Si d’aventure vous arrivez à pied, comme nous à La Couvertoirade, le majestueux vaisseau de pierre de 12m de haut et de 400m de long vous impressionnera. Les remparts du XVe siècle protègent la petite cité, vieille de plus de 800 ans. Des moines chevaliers (les Templiers) puis des moines soldats (les Hospitaliers) occupèrent les lieux. Dans les ruelles, on explore l’architecture traditionnelle caussenarde, l’église Saint-Christol construite dans le rocher et le château templier (privé). Chaque ruelle pavée dispose d’une rigole qui collecte l’eau vers la lavogne qui est à la sortie du village.
Solveig Letort, guide et conférencière nous attend face au rempart. Elle évoque avec nous, la faune, la flore (venez au printemps nous dit-elle !), les terres templières et hospitalières, son merveilleux village où elle réside et naturellement, car elle est auteur de plusieurs ouvrages sur le sujet et rédactrice du journal « Garderem lo Larzac » qui fête ses 50 ans cette année, la lutte.
Sur ses conseils, après le dîner, nous filons vers le moulin de Rédounel perché sur sa colline.
Solveig nous a glissé que le coucher de soleil vers 21 heures y était sublime. Nous sommes au rendez-vous, le ciel s'enflamme sur le plateau et sur les tours de La Couvertoirade.

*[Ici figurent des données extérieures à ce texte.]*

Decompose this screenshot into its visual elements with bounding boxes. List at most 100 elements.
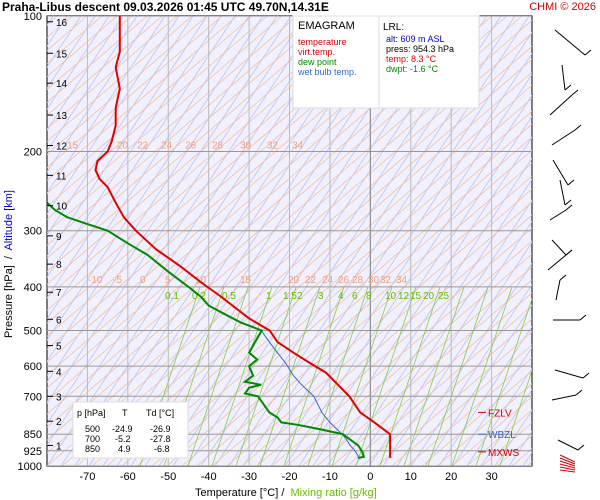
lrl-pressure: press: 954.3 hPa bbox=[386, 44, 454, 54]
wind-barb-feather bbox=[571, 89, 579, 96]
series-layer bbox=[47, 16, 392, 459]
altitude-label: 8 bbox=[56, 260, 62, 271]
table-header-p: p [hPa] bbox=[77, 408, 106, 418]
mixing-ratio-label: 1.5 bbox=[283, 291, 297, 302]
grid-diagonal bbox=[270, 73, 532, 466]
lrl-dewpoint: dwpt: -1.6 °C bbox=[386, 64, 439, 74]
mixing-ratio-line bbox=[403, 286, 465, 466]
table-cell: 500 bbox=[85, 424, 100, 434]
grid-diagonal bbox=[47, 16, 180, 215]
isotherm-line bbox=[47, 16, 313, 246]
table-cell: -26.9 bbox=[150, 424, 171, 434]
mixing-ratio-label: 12 bbox=[398, 291, 410, 302]
isotherm-line bbox=[76, 71, 532, 466]
grid-diagonal bbox=[579, 16, 600, 466]
mixing-ratio-label: 25 bbox=[438, 291, 450, 302]
y-tick-label: 100 bbox=[24, 11, 42, 23]
isotherm-label: 24 bbox=[161, 140, 173, 151]
wind-barb-feather bbox=[564, 199, 572, 206]
table-cell: -6.8 bbox=[154, 444, 170, 454]
altitude-label: 7 bbox=[56, 288, 62, 299]
grid-diagonal bbox=[47, 16, 166, 194]
grid-diagonal bbox=[410, 283, 532, 466]
altitude-label: 11 bbox=[56, 171, 67, 182]
wind-barb-feather bbox=[575, 389, 583, 396]
grid-diagonal bbox=[565, 16, 600, 466]
marker-mxws: MXWS bbox=[488, 448, 519, 459]
wind-barb-feather bbox=[567, 179, 575, 186]
wind-barb bbox=[551, 394, 577, 401]
isotherm-line bbox=[47, 16, 373, 298]
table-cell: -5.2 bbox=[115, 434, 131, 444]
grid-diagonal bbox=[256, 52, 532, 466]
legend-item-wet-bulb: wet bulb temp. bbox=[297, 67, 357, 77]
isotherm-label: -5 bbox=[113, 275, 122, 286]
isotherm-line bbox=[136, 123, 532, 466]
isotherm-label: 5 bbox=[165, 275, 171, 286]
levels-table: p [hPa] T Td [°C] 500 -24.9 -26.9 700 -5… bbox=[72, 401, 189, 459]
wind-barb bbox=[551, 239, 567, 256]
grid-diagonal bbox=[47, 16, 152, 173]
mixing-ratio-label: 1 bbox=[266, 291, 272, 302]
wind-barb bbox=[551, 129, 576, 146]
isotherm-line bbox=[331, 292, 532, 466]
y-tick-label: 300 bbox=[24, 226, 42, 238]
altitude-label: 15 bbox=[56, 49, 68, 60]
grid-diagonal bbox=[298, 115, 532, 466]
mixing-ratio-line bbox=[499, 369, 532, 466]
isotherm-line bbox=[316, 279, 532, 466]
wind-barb-feather bbox=[579, 314, 587, 321]
grid-diagonal bbox=[452, 346, 532, 466]
marker-wbzl: WBZL bbox=[488, 430, 516, 441]
isotherm-line bbox=[271, 240, 532, 466]
isotherm-line bbox=[211, 188, 532, 466]
wind-barb-feather bbox=[565, 249, 573, 256]
isotherm-line bbox=[61, 58, 532, 466]
isotherm-line bbox=[406, 357, 532, 466]
grid-diagonal bbox=[47, 16, 208, 257]
wind-barb bbox=[557, 439, 579, 451]
x-tick-label: -40 bbox=[201, 471, 217, 483]
grid-diagonal bbox=[480, 388, 532, 466]
isotherm-line bbox=[47, 16, 298, 233]
wind-barb-feather bbox=[565, 204, 573, 211]
y-tick-label: 200 bbox=[24, 146, 42, 158]
mixing-ratio-label: 15 bbox=[410, 291, 422, 302]
y-tick-label: 925 bbox=[24, 446, 42, 458]
isotherm-label: 22 bbox=[305, 275, 317, 286]
altitude-label: 10 bbox=[56, 202, 68, 213]
grid-diagonal bbox=[47, 16, 194, 236]
altitude-label: 6 bbox=[56, 315, 62, 326]
grid-diagonal bbox=[47, 16, 264, 341]
mixing-ratio-line bbox=[331, 286, 393, 466]
lrl-title: LRL: bbox=[383, 22, 404, 33]
isotherm-labels: 15 20 22 24 26 28 30 32 34-10 -5 0 5 10 15 20 22 24 26 28 3… bbox=[67, 140, 450, 301]
isotherm-label: 26 bbox=[185, 140, 197, 151]
x-axis-label-2: Mixing ratio [g/kg] bbox=[291, 487, 377, 499]
series-temperature bbox=[94, 16, 392, 459]
copyright[interactable]: CHMI © 2026 bbox=[529, 1, 596, 13]
grid-diagonal bbox=[312, 136, 532, 466]
grid-diagonal bbox=[47, 16, 334, 446]
y-tick-label: 850 bbox=[24, 429, 42, 441]
grid-diagonal bbox=[47, 16, 292, 383]
wind-barb-feather bbox=[584, 49, 592, 56]
wind-barb-low bbox=[559, 469, 576, 473]
isotherm-label: 34 bbox=[396, 275, 408, 286]
series-dew-point bbox=[47, 201, 366, 459]
x-tick-label: -30 bbox=[241, 471, 257, 483]
altitude-label: 12 bbox=[56, 142, 68, 153]
legend-title: EMAGRAM bbox=[298, 20, 355, 32]
isotherm-line bbox=[241, 214, 532, 466]
y-axis-label-2: Altitude [km] bbox=[3, 190, 15, 251]
grid-diagonal bbox=[47, 16, 320, 425]
isotherm-line bbox=[47, 16, 193, 143]
isotherm-label: -10 bbox=[88, 275, 103, 286]
isotherm-label: 22 bbox=[137, 140, 149, 151]
isotherm-line bbox=[47, 16, 343, 272]
isotherm-line bbox=[572, 16, 600, 466]
chart-title: Praha-Libus descent 09.03.2026 01:45 UTC… bbox=[2, 0, 329, 14]
mixing-ratio-line bbox=[451, 286, 513, 466]
isotherm-line bbox=[542, 16, 600, 466]
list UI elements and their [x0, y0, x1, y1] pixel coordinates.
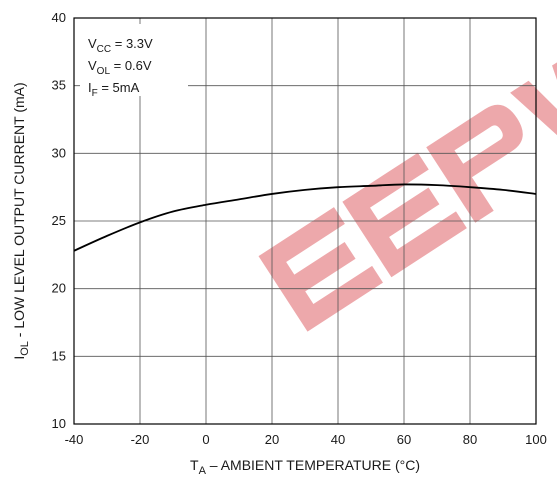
x-tick-label: 100	[525, 432, 547, 447]
y-tick-label: 30	[52, 145, 66, 160]
y-tick-label: 35	[52, 78, 66, 93]
x-tick-labels: -40 -20 0 20 40 60 80 100	[65, 432, 547, 447]
y-tick-label: 10	[52, 416, 66, 431]
plot-frame	[73, 17, 537, 425]
watermark-letter-w	[510, 28, 557, 156]
x-tick-label: -20	[131, 432, 150, 447]
x-tick-label: 60	[397, 432, 411, 447]
condition-annotation: VCC = 3.3V	[88, 36, 153, 55]
y-axis-label: IOL - LOW LEVEL OUTPUT CURRENT (mA)	[11, 82, 31, 359]
watermark-letter-e1	[258, 207, 383, 332]
x-axis-label: TA – AMBIENT TEMPERATURE (°C)	[190, 457, 420, 477]
y-tick-label: 25	[52, 213, 66, 228]
x-tick-label: 20	[265, 432, 279, 447]
x-tick-label: 0	[202, 432, 209, 447]
y-tick-label: 15	[52, 348, 66, 363]
y-tick-labels: 10 15 20 25 30 35 40	[52, 10, 66, 431]
x-tick-label: -40	[65, 432, 84, 447]
condition-annotations: VCC = 3.3V VOL = 0.6V IF = 5mA	[80, 24, 188, 99]
annotation-background	[80, 24, 188, 96]
watermark-logo	[258, 28, 557, 332]
condition-annotation: VOL = 0.6V	[88, 58, 152, 77]
x-tick-label: 40	[331, 432, 345, 447]
y-tick-label: 40	[52, 10, 66, 25]
watermark-letter-p	[426, 104, 523, 223]
x-tick-label: 80	[463, 432, 477, 447]
series-line-iol	[73, 183, 537, 252]
y-tick-label: 20	[52, 281, 66, 296]
watermark-letter-e2	[342, 152, 467, 278]
condition-annotation: IF = 5mA	[88, 80, 140, 99]
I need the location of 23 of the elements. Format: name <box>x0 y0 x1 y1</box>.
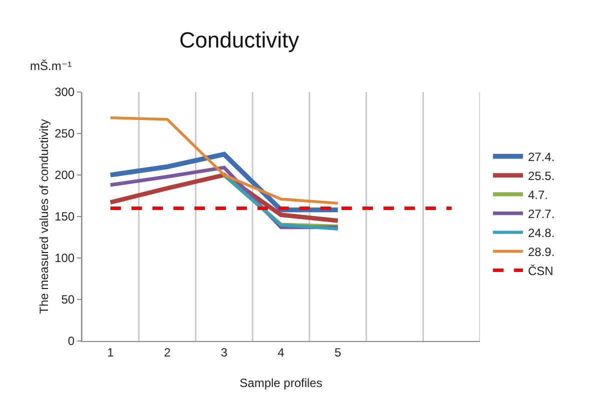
x-tick-label: 5 <box>334 345 342 360</box>
y-tick-label: 50 <box>61 292 75 307</box>
y-tick-label: 250 <box>54 126 75 141</box>
y-tick-label: 300 <box>54 85 75 100</box>
legend-label: 27.7. <box>528 206 555 221</box>
chart-title: Conductivity <box>179 27 300 52</box>
legend-label: 24.8. <box>528 226 555 240</box>
y-tick-label: 150 <box>54 210 75 224</box>
y-axis-title: The measured values of conductivity <box>37 119 51 314</box>
x-tick-label: 4 <box>278 345 285 360</box>
y-tick-label: 0 <box>68 334 75 348</box>
legend-label: 25.5. <box>528 168 555 183</box>
x-tick-label: 3 <box>220 345 228 360</box>
legend-label: 4.7. <box>528 188 548 202</box>
x-axis-title: Sample profiles <box>240 376 322 390</box>
legend-label: 27.4. <box>528 150 555 164</box>
y-tick-label: 200 <box>54 168 75 182</box>
legend-label: 28.9. <box>528 244 555 259</box>
y-tick-label: 100 <box>54 251 75 266</box>
legend-label: ČSN <box>528 264 554 278</box>
x-tick-label: 2 <box>164 345 171 360</box>
text: mŠ.m⁻¹ <box>30 59 72 73</box>
x-tick-label: 1 <box>107 345 114 360</box>
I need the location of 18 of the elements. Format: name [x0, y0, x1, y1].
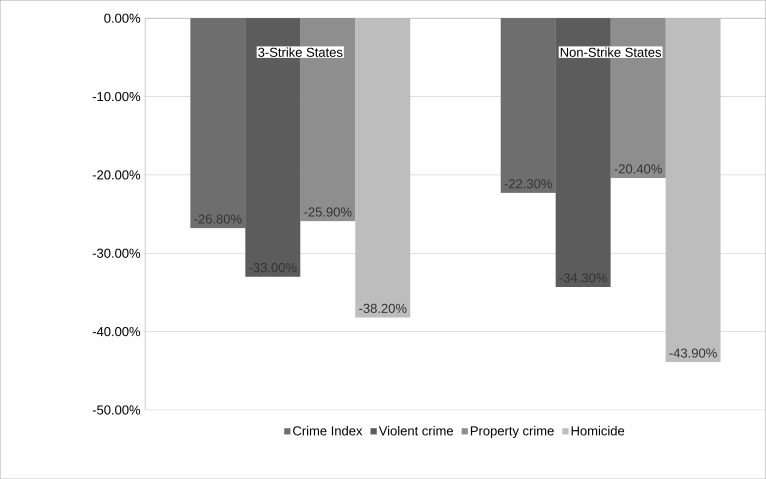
legend-label: Violent crime — [378, 426, 453, 436]
legend-label: Crime Index — [293, 426, 362, 436]
y-tick-label: -50.00% — [92, 405, 140, 415]
data-label: -43.90% — [669, 348, 717, 358]
data-label: -26.80% — [194, 214, 242, 224]
y-tick-label: -10.00% — [92, 92, 140, 102]
data-label: -38.20% — [359, 304, 406, 313]
x-tick-label: Non-Strike States — [560, 47, 662, 57]
y-tick-label: 0.00% — [104, 14, 140, 23]
data-label: -25.90% — [304, 207, 352, 217]
y-tick-label: -30.00% — [92, 248, 140, 258]
x-tick-label: 3-Strike States — [258, 47, 342, 57]
y-tick-label: -40.00% — [92, 326, 140, 336]
legend-label: Property crime — [470, 426, 554, 438]
data-label: -22.30% — [504, 179, 552, 188]
legend-label: Homicide — [572, 426, 624, 436]
y-tick-label: -20.00% — [92, 170, 140, 180]
data-label: -20.40% — [614, 164, 662, 174]
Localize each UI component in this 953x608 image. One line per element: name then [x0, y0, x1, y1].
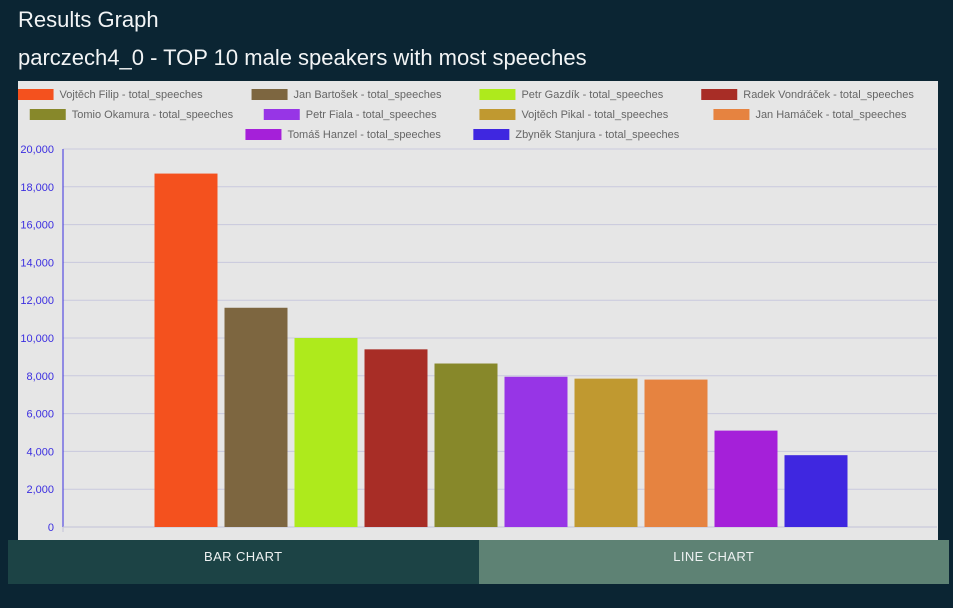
- bar-chart-panel: Vojtěch Filip - total_speeches Jan Bartoš…: [18, 81, 938, 540]
- bar[interactable]: [574, 378, 638, 527]
- legend-label[interactable]: Jan Bartošek - total_speeches: [294, 89, 442, 101]
- tab-bar-chart[interactable]: BAR CHART: [8, 540, 479, 584]
- legend-label[interactable]: Petr Fiala - total_speeches: [306, 109, 437, 121]
- legend-swatch[interactable]: [479, 89, 516, 100]
- y-tick-label: 12,000: [20, 295, 54, 307]
- bar[interactable]: [644, 379, 708, 527]
- legend-label[interactable]: Tomáš Hanzel - total_speeches: [287, 129, 441, 141]
- chart-title: parczech4_0 - TOP 10 male speakers with …: [18, 45, 587, 70]
- bar[interactable]: [434, 363, 498, 527]
- legend-swatch[interactable]: [263, 109, 300, 120]
- legend-swatch[interactable]: [18, 89, 54, 100]
- y-tick-label: 18,000: [20, 182, 54, 194]
- legend-swatch[interactable]: [701, 89, 738, 100]
- legend-swatch[interactable]: [479, 109, 516, 120]
- bar[interactable]: [154, 173, 218, 527]
- chart-type-tabs: BAR CHART LINE CHART: [8, 540, 949, 584]
- bar[interactable]: [714, 430, 778, 527]
- y-tick-label: 10,000: [20, 333, 54, 345]
- bar[interactable]: [224, 307, 288, 527]
- y-tick-label: 2,000: [26, 484, 54, 496]
- chart-legend: Vojtěch Filip - total_speeches Jan Bartoš…: [18, 89, 914, 141]
- legend-label[interactable]: Radek Vondráček - total_speeches: [743, 89, 914, 101]
- y-tick-label: 16,000: [20, 220, 54, 232]
- y-tick-label: 6,000: [26, 409, 54, 421]
- y-tick-label: 0: [48, 522, 54, 534]
- legend-label[interactable]: Tomio Okamura - total_speeches: [72, 109, 234, 121]
- page-heading: Results Graph: [18, 7, 159, 32]
- legend-label[interactable]: Vojtěch Filip - total_speeches: [60, 89, 204, 101]
- legend-swatch[interactable]: [473, 129, 510, 140]
- y-tick-label: 14,000: [20, 257, 54, 269]
- bar[interactable]: [504, 376, 568, 527]
- legend-swatch[interactable]: [29, 109, 66, 120]
- bar[interactable]: [294, 338, 358, 527]
- y-tick-label: 20,000: [20, 144, 54, 156]
- chart-bars: [154, 173, 848, 527]
- y-tick-label: 4,000: [26, 446, 54, 458]
- bar[interactable]: [364, 349, 428, 527]
- legend-label[interactable]: Petr Gazdík - total_speeches: [521, 89, 663, 101]
- bar[interactable]: [784, 455, 848, 527]
- tab-line-chart[interactable]: LINE CHART: [478, 540, 949, 584]
- legend-swatch[interactable]: [245, 129, 282, 140]
- bar-chart: Vojtěch Filip - total_speeches Jan Bartoš…: [18, 89, 937, 534]
- legend-label[interactable]: Zbyněk Stanjura - total_speeches: [515, 129, 679, 141]
- legend-label[interactable]: Vojtěch Pikal - total_speeches: [521, 109, 668, 121]
- legend-swatch[interactable]: [251, 89, 288, 100]
- y-tick-label: 8,000: [26, 371, 54, 383]
- legend-swatch[interactable]: [713, 109, 750, 120]
- legend-label[interactable]: Jan Hamáček - total_speeches: [755, 109, 907, 121]
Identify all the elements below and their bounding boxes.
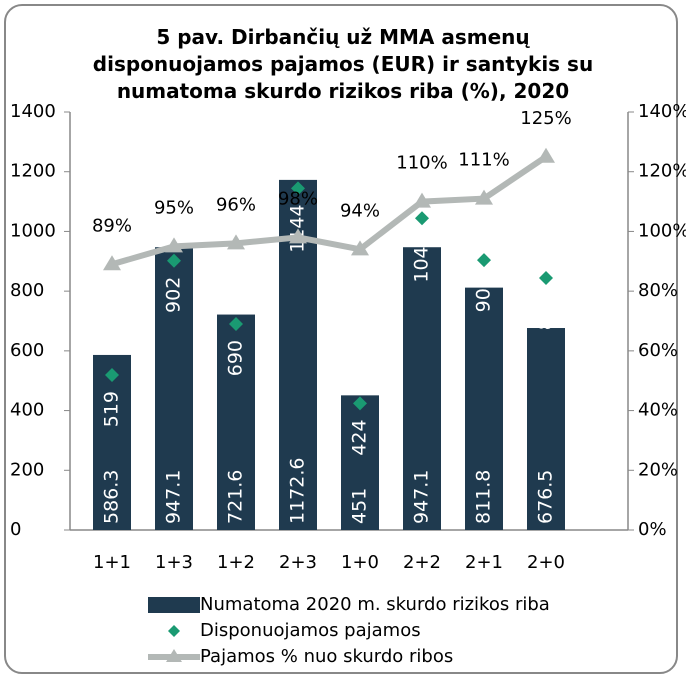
point	[539, 271, 553, 286]
bar	[217, 314, 255, 530]
line-marker	[227, 234, 245, 250]
line-value-label: 110%	[396, 153, 447, 174]
bar	[155, 247, 193, 530]
bar-value-label: 947.1	[411, 470, 433, 524]
point	[477, 253, 491, 268]
legend-label: Pajamos % nuo skurdo ribos	[200, 646, 453, 666]
x-tick-label: 2+2	[403, 552, 441, 573]
point-value-label: 1044	[411, 234, 433, 282]
point	[105, 368, 119, 383]
point-value-label: 1144	[287, 204, 309, 252]
bar	[465, 287, 503, 530]
y2-tick-label: 80%	[638, 280, 678, 301]
x-tick-label: 1+3	[155, 552, 193, 573]
line-marker	[475, 189, 493, 205]
line-value-label: 111%	[458, 150, 509, 171]
y2-tick-label: 120%	[638, 161, 686, 182]
x-tick-label: 2+0	[527, 552, 565, 573]
y2-tick-label: 40%	[638, 400, 678, 421]
y-tick-label: 400	[10, 400, 44, 421]
legend-swatch	[148, 597, 200, 613]
line-value-label: 96%	[216, 194, 256, 215]
y-tick-label: 200	[10, 459, 44, 480]
point-value-label: 519	[101, 391, 123, 427]
point-value-label: 844	[535, 294, 557, 330]
x-tick-label: 2+1	[465, 552, 503, 573]
legend-swatch	[168, 625, 180, 637]
y2-tick-label: 100%	[638, 220, 686, 241]
legend-label: Numatoma 2020 m. skurdo rizikos riba	[200, 594, 550, 615]
line-value-label: 125%	[520, 108, 571, 129]
legend-swatch	[166, 649, 182, 662]
legend-label: Disponuojamos pajamos	[200, 620, 421, 641]
point-value-label: 902	[163, 277, 185, 313]
y2-tick-label: 140%	[638, 101, 686, 122]
point	[291, 181, 305, 196]
line-marker	[537, 147, 555, 163]
bar	[527, 328, 565, 530]
point-value-label: 424	[349, 419, 371, 455]
y-tick-label: 0	[10, 519, 21, 540]
y-tick-label: 1200	[10, 161, 56, 182]
chart-title: 5 pav. Dirbančių už MMA asmenų disponuoj…	[92, 25, 594, 103]
y-tick-label: 1400	[10, 101, 56, 122]
point	[167, 253, 181, 268]
line-value-label: 89%	[92, 215, 132, 236]
line-marker	[165, 237, 183, 253]
x-tick-label: 1+2	[217, 552, 255, 573]
line-value-label: 98%	[278, 188, 318, 209]
bar-value-label: 947.1	[163, 470, 185, 524]
bar	[341, 395, 379, 530]
y-tick-label: 800	[10, 280, 44, 301]
line-marker	[413, 192, 431, 208]
point	[229, 316, 243, 331]
bar-value-label: 721.6	[225, 470, 247, 524]
point-value-label: 690	[225, 340, 247, 376]
bar-value-label: 811.8	[473, 470, 495, 524]
y2-tick-label: 60%	[638, 340, 678, 361]
line-marker	[351, 240, 369, 256]
line-marker	[103, 255, 121, 271]
line	[111, 154, 548, 268]
bar-value-label: 676.5	[535, 470, 557, 524]
x-tick-label: 1+0	[341, 552, 379, 573]
bar-value-label: 586.3	[101, 470, 123, 524]
line-value-label: 94%	[340, 200, 380, 221]
bar	[403, 247, 441, 530]
bar	[93, 354, 131, 530]
bar-value-label: 451	[349, 488, 371, 524]
bar-value-label: 1172.6	[287, 458, 309, 524]
line-marker	[289, 228, 307, 244]
y2-tick-label: 0%	[638, 519, 667, 540]
x-tick-label: 1+1	[93, 552, 131, 573]
x-tick-label: 2+3	[279, 552, 317, 573]
y-tick-label: 600	[10, 340, 44, 361]
y2-tick-label: 20%	[638, 459, 678, 480]
point-value-label: 904	[473, 276, 495, 312]
point	[353, 396, 367, 411]
line-value-label: 95%	[154, 197, 194, 218]
point	[415, 211, 429, 226]
y-tick-label: 1000	[10, 220, 56, 241]
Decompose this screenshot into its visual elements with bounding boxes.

Nous entendons des clochettes, plus bas, un immense troupeau progresse dans le vallon. Nous décidons de le rejoindre. Dans un champ, nous rencontrons Marc, berger itinérant, il garde plus de 1000 têtes. Nous retrouvons les brebis aux portes de leurs bergeries. Le soleil se couche sur le troupeau, le Larzac, terre d'agropastoralisme, nous offre un moment sublime.
JOUR 4
ETAPE 4 LA COUVERTOIRADE/LA CAVALERIE
25KM D +374M
A La Couvertoirade, nous sommes logés à la chambre d'hôte "Les Mourguettes". Au-delà de l'immense et très belle chambre, c'est un lieu à part ou règne poésie, littérature et humour. Pour une fois, malgré le fait que l'étape du jour soit la plus longue du parcours, nous partons un peu plus tard pour profiter du somptueux petit déjeuner et de nos hôtes.
Près de l'église de la Blaquerie, des habitants depuis leur voiture nous indiquent un "point d'eau bénite" pour les randonneurs. Effectivement, nous bénirons cent fois le robinet accolé à l'église qui possède un mobilier étonnant : un billard.
Je l'avais lu, elle est là, devant nous, droit devant (sur le Larzac, route et sentiers sont souvent rectilignes) cette ancienne voie ferrée qui reliait Le Vigan à Tournemire en escaladant les contreforts du Larzac. Nous voilà donc "en train" de cheminer sur le tracé du chemin de fer pendant 3 kilomètres. Le soleil est de plomb, le moral d’acier, il nous faut avancer, nous oscillons de droite à gauche, à la recherche de l’ombre.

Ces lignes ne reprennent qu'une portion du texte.